Take this time to clean up your online presence, putting your most professional foot forward on social media. Employers hiring in gender and law-related fields want to know that you’re passionate about this work, while remaining respectful of others online. Make sure that your LinkedIn and other profiles are up to date and reflect your interest in working in a gender and law-related field. Your resume should highlight publications, leadership roles, or volunteer activities that show off legal skills and highlight your interest areas.
Once you’ve done all that, drop an email to past employers, mentors, or professors and mention that you’re looking for work. If you’re polite and respectful, they’re likely to pass along any opportunities they’re aware of. You can also ask them if they have other contacts in the field they’d be willing to connect you with for “informational interviews.” Fields like family law tend to be highly localized and a little mysterious, so don’t be afraid to ask people for advice on how to break into a practice area.
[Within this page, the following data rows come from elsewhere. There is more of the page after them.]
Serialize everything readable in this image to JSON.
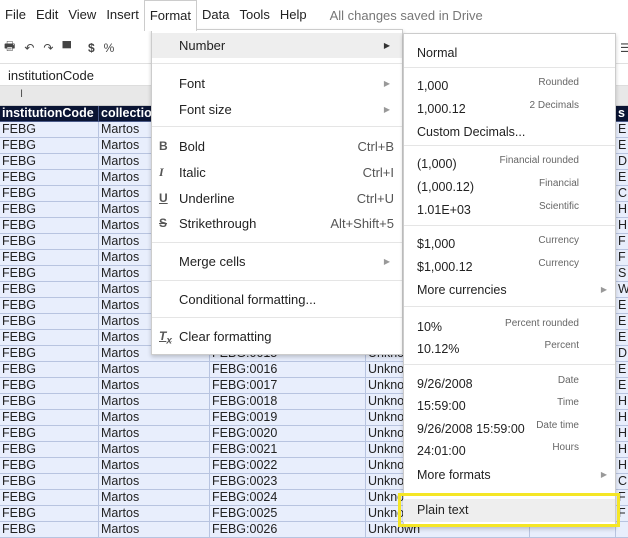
{
  "menubar": {
    "items": [
      "File",
      "Edit",
      "View",
      "Insert",
      "Format",
      "Data",
      "Tools",
      "Help"
    ],
    "status": "All changes saved in Drive"
  },
  "toolbar": {
    "currency": "$",
    "percent": "%"
  },
  "formula_bar": {
    "value": "institutionCode"
  },
  "column_header": {
    "label": "I"
  },
  "sheet": {
    "headers": [
      "institutionCode",
      "collectio",
      "",
      "",
      "",
      "s"
    ],
    "rows": [
      [
        "FEBG",
        "Martos",
        "",
        "",
        "",
        "E"
      ],
      [
        "FEBG",
        "Martos",
        "",
        "",
        "",
        "E"
      ],
      [
        "FEBG",
        "Martos",
        "",
        "",
        "",
        "D"
      ],
      [
        "FEBG",
        "Martos",
        "",
        "",
        "",
        "E"
      ],
      [
        "FEBG",
        "Martos",
        "",
        "",
        "",
        "C"
      ],
      [
        "FEBG",
        "Martos",
        "",
        "",
        "",
        "H"
      ],
      [
        "FEBG",
        "Martos",
        "",
        "",
        "",
        "H"
      ],
      [
        "FEBG",
        "Martos",
        "",
        "",
        "",
        "F"
      ],
      [
        "FEBG",
        "Martos",
        "",
        "",
        "",
        "F"
      ],
      [
        "FEBG",
        "Martos",
        "",
        "",
        "",
        "S"
      ],
      [
        "FEBG",
        "Martos",
        "",
        "",
        "",
        "W"
      ],
      [
        "FEBG",
        "Martos",
        "",
        "",
        "",
        "E"
      ],
      [
        "FEBG",
        "Martos",
        "",
        "",
        "",
        "E"
      ],
      [
        "FEBG",
        "Martos",
        "",
        "",
        "",
        "E"
      ],
      [
        "FEBG",
        "Martos",
        "FEBG:0015",
        "Unknown",
        "",
        "D"
      ],
      [
        "FEBG",
        "Martos",
        "FEBG:0016",
        "Unknown",
        "",
        "E"
      ],
      [
        "FEBG",
        "Martos",
        "FEBG:0017",
        "Unknown",
        "",
        "E"
      ],
      [
        "FEBG",
        "Martos",
        "FEBG:0018",
        "Unknown",
        "",
        "H"
      ],
      [
        "FEBG",
        "Martos",
        "FEBG:0019",
        "Unknown",
        "",
        "H"
      ],
      [
        "FEBG",
        "Martos",
        "FEBG:0020",
        "Unknown",
        "",
        "H"
      ],
      [
        "FEBG",
        "Martos",
        "FEBG:0021",
        "Unknown",
        "",
        "H"
      ],
      [
        "FEBG",
        "Martos",
        "FEBG:0022",
        "Unknown",
        "",
        "H"
      ],
      [
        "FEBG",
        "Martos",
        "FEBG:0023",
        "Unknown",
        "",
        "C"
      ],
      [
        "FEBG",
        "Martos",
        "FEBG:0024",
        "Unknown",
        "",
        "F"
      ],
      [
        "FEBG",
        "Martos",
        "FEBG:0025",
        "Unknown",
        "",
        "F"
      ],
      [
        "FEBG",
        "Martos",
        "FEBG:0026",
        "Unknown",
        "",
        ""
      ]
    ]
  },
  "format_menu": {
    "number": "Number",
    "font": "Font",
    "font_size": "Font size",
    "bold": "Bold",
    "bold_sc": "Ctrl+B",
    "italic": "Italic",
    "italic_sc": "Ctrl+I",
    "underline": "Underline",
    "underline_sc": "Ctrl+U",
    "strike": "Strikethrough",
    "strike_sc": "Alt+Shift+5",
    "merge": "Merge cells",
    "conditional": "Conditional formatting...",
    "clear": "Clear formatting"
  },
  "number_menu": {
    "items": [
      {
        "label": "Normal",
        "desc": ""
      },
      {
        "label": "1,000",
        "desc": "Rounded"
      },
      {
        "label": "1,000.12",
        "desc": "2 Decimals"
      },
      {
        "label": "Custom Decimals...",
        "desc": ""
      },
      {
        "label": "(1,000)",
        "desc": "Financial rounded"
      },
      {
        "label": "(1,000.12)",
        "desc": "Financial"
      },
      {
        "label": "1.01E+03",
        "desc": "Scientific"
      },
      {
        "label": "$1,000",
        "desc": "Currency"
      },
      {
        "label": "$1,000.12",
        "desc": "Currency"
      },
      {
        "label": "More currencies",
        "desc": ""
      },
      {
        "label": "10%",
        "desc": "Percent rounded"
      },
      {
        "label": "10.12%",
        "desc": "Percent"
      },
      {
        "label": "9/26/2008",
        "desc": "Date"
      },
      {
        "label": "15:59:00",
        "desc": "Time"
      },
      {
        "label": "9/26/2008 15:59:00",
        "desc": "Date time"
      },
      {
        "label": "24:01:00",
        "desc": "Hours"
      },
      {
        "label": "More formats",
        "desc": ""
      }
    ],
    "plain_text": "Plain text"
  },
  "colors": {
    "highlight": "#f5e625",
    "header_bg": "#0a1433",
    "cell_bg": "#e8eefc"
  }
}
Another possibility for online networking are the national or local women’s or LGBTQ+ bar associations. Many are sponsoring online events and happy hours that might provide an opportunity to get to know local practitioners. You can also join a bar association committee. Many are still working during the crisis and would be happy to welcome a new and enthusiastic set of hands!
Has COVID-19 changed how attorneys will get their first jobs in gender and law-related fields?
Probably not. Most entry-level positions in gender and law related fields come via either personal contacts (see remote networking, volunteering, and interning question above) or through fellowship programs. If you haven’t done so already (and you’re a WCL student) make an appointment with the Office of Public Interest to learn more about post-graduate fellowships in gender and law-related fields or check out our handy guide.
My jurisdiction has delayed the bar exam. What impact will this have on post-graduate job searches?
The answer to this will vary from place to place and from employer to employer. WCL students should check in with the Office of Academic Excellence for the latest on bar exams, diploma privilege, and actions employers might take in the wake of changes to bar exam dates.